Therefore, the method and the device can combine the advantages of the digital signal processing method and the deep learning method, and the accuracy of coal and gangue identification is higher. Meanwhile, the DAE belongs to an unsupervised learning model, only coal signals are needed to be used as training data, training labels are not needed, and a large amount of data labeling work can be avoided.
In an embodiment of the present invention, identifying and determining coal or gangue on the rear transporter body according to the analysis result further includes: generating a control signal when the identification result is gangue; stopping transmitting the coal gangue ore to the rear conveyor body according to the control signal; therefore, the purposes of automatic identification and control are achieved. In order to more clearly understand the specific implementation flow of the coal gangue identification method provided by the present invention, the following refers to fig. 5 to collectively describe the above embodiments:
firstly, mounting a vibration acceleration sensor and a signal collecting device on a rear conveyor, wherein the signal collecting device is used for collecting vibration signals collected by the vibration acceleration sensor; at the moment, the coal and gangue transmission is manually started, the upper computer stores the coal and gangue vibration signals collected by the signal collecting device, then the coal and gangue vibration signals are resampled and marked, and the one-dimensional coal and gangue vibration signals stored by the upper computer can be recorded as a sample every 0.1 s; and then marking the coal and gangue vibration signals stored by the upper computer according to manual field records, wherein the coal discharge signal is marked as 0, and the gangue discharge signal is marked as 1.

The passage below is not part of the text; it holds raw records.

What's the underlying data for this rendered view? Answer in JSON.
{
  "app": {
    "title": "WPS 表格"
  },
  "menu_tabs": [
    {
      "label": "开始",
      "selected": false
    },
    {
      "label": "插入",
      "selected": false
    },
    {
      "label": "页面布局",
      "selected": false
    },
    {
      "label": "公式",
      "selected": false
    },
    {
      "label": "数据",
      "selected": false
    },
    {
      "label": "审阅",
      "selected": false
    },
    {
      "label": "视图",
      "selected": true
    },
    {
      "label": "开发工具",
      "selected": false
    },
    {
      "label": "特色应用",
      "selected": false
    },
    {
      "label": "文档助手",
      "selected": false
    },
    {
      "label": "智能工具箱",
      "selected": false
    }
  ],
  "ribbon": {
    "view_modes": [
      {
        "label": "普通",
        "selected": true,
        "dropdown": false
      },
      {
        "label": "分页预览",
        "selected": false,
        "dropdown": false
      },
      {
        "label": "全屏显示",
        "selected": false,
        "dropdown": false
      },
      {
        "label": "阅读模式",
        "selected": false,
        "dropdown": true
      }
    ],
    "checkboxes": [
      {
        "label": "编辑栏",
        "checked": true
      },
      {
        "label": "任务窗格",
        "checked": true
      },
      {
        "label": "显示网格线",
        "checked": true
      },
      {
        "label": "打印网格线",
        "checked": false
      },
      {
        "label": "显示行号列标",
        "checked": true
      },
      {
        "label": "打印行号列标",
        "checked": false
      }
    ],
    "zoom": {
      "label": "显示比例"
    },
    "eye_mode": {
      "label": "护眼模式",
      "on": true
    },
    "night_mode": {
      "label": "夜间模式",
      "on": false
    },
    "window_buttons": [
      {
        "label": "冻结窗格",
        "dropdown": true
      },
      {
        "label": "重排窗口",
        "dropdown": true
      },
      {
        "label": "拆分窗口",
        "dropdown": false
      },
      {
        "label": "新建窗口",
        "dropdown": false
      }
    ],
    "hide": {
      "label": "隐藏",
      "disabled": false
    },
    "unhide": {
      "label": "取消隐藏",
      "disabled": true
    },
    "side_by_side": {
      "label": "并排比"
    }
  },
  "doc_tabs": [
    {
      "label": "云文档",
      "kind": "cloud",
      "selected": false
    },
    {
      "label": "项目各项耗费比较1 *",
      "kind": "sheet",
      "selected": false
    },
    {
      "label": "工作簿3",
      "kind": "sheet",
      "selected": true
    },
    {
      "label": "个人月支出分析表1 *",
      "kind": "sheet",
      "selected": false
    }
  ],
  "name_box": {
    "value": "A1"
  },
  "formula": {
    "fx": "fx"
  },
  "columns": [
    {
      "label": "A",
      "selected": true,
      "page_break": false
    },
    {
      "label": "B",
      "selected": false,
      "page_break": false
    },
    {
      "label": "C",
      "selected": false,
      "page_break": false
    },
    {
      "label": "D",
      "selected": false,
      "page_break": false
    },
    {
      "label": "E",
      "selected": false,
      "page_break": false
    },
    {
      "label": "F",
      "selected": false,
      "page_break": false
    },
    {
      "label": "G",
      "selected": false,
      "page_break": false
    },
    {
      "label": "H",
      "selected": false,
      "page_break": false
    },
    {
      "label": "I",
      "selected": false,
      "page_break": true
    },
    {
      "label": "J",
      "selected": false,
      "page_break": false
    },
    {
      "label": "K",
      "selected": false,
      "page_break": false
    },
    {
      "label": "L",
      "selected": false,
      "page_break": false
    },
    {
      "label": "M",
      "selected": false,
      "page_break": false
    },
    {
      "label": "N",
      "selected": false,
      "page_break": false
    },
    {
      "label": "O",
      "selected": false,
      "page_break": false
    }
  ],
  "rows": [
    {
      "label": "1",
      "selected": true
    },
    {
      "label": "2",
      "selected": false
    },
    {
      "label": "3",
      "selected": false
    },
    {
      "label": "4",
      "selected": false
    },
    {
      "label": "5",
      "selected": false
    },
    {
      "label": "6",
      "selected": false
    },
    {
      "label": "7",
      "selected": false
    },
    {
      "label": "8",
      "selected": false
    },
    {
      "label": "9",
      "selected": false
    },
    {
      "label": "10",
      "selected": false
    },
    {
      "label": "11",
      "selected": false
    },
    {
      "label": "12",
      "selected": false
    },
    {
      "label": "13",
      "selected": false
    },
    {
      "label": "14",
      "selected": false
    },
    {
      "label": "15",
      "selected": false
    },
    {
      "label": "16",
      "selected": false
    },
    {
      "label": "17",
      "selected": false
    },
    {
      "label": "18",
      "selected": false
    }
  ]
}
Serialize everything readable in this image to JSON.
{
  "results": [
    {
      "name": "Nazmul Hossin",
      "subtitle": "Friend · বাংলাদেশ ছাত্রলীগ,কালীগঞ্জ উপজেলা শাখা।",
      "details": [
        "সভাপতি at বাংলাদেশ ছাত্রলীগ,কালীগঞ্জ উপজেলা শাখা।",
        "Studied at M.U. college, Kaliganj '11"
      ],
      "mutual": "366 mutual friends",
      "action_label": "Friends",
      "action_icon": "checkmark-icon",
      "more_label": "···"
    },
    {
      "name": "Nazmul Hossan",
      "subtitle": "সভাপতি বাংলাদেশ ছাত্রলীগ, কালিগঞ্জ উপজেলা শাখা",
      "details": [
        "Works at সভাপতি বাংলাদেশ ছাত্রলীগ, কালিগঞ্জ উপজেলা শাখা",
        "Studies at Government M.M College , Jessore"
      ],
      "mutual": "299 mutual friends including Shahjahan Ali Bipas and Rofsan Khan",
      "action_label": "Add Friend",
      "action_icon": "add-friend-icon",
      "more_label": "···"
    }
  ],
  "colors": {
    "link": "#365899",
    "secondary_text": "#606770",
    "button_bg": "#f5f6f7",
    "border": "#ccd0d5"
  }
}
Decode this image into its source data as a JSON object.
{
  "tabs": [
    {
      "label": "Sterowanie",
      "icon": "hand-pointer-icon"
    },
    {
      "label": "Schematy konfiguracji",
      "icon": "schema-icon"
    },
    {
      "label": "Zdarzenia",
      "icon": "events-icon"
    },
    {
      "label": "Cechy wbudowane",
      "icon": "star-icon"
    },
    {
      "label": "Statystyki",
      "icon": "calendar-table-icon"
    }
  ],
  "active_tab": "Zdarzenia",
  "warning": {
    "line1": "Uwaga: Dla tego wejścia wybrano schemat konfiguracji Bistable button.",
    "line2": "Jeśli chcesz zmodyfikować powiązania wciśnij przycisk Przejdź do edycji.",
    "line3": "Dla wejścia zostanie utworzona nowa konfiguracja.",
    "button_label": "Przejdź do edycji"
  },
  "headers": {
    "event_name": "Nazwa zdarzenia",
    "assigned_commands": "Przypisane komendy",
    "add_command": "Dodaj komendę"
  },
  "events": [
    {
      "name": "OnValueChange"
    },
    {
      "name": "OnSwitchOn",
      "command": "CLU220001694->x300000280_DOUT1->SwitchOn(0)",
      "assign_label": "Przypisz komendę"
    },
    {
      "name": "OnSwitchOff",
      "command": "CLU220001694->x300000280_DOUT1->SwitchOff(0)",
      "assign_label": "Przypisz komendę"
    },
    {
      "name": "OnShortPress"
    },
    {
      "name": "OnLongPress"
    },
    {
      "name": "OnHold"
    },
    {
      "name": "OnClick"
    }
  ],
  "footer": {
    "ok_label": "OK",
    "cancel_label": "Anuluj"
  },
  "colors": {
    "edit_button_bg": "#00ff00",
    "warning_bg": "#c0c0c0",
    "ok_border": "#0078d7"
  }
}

Then, an identification link is carried out, and the invention mainly provides 3 modes, which are as follows:
the first mode is as follows: and (4) performing coal gangue identification by using a digital signal processing method. In the process of collecting coal gangue signals, the coal caving process can have two conditions of starting and stopping, and in the process, all data can be collected by the signal collector, so that signals with the amplitude value of 0 can exist in the data stored by the upper computer. However, only the impact signal has analytical significance, so that the impact signal of the coal and gangue signal needs to be extracted firstly; the extracted impulse signal is then subjected to a spectral analysis. Under the actual working condition, characteristic frequencies different from coal signals exist in the gangue signals, and the range of the characteristic frequencies is screened out and subjected to band-pass filtering; the filtered spectrum is then subjected to an inverse spectral analysis and an effective value of the inverse transformed signal is determined. Through the operation, a certain discrimination degree exists between the effective values of the coal signal and the gangue signal. Therefore, in the online coal and gangue identification stage, only one threshold value m needs to be set, if the effective value of the signal is greater than m, the sample is a coal signal, and otherwise, the sample is a gangue signal. And once the coal and gangue state mark is changed from coal to gangue, the hydraulic support controller sends a 'stop coal discharge' control instruction to finish the coal discharge.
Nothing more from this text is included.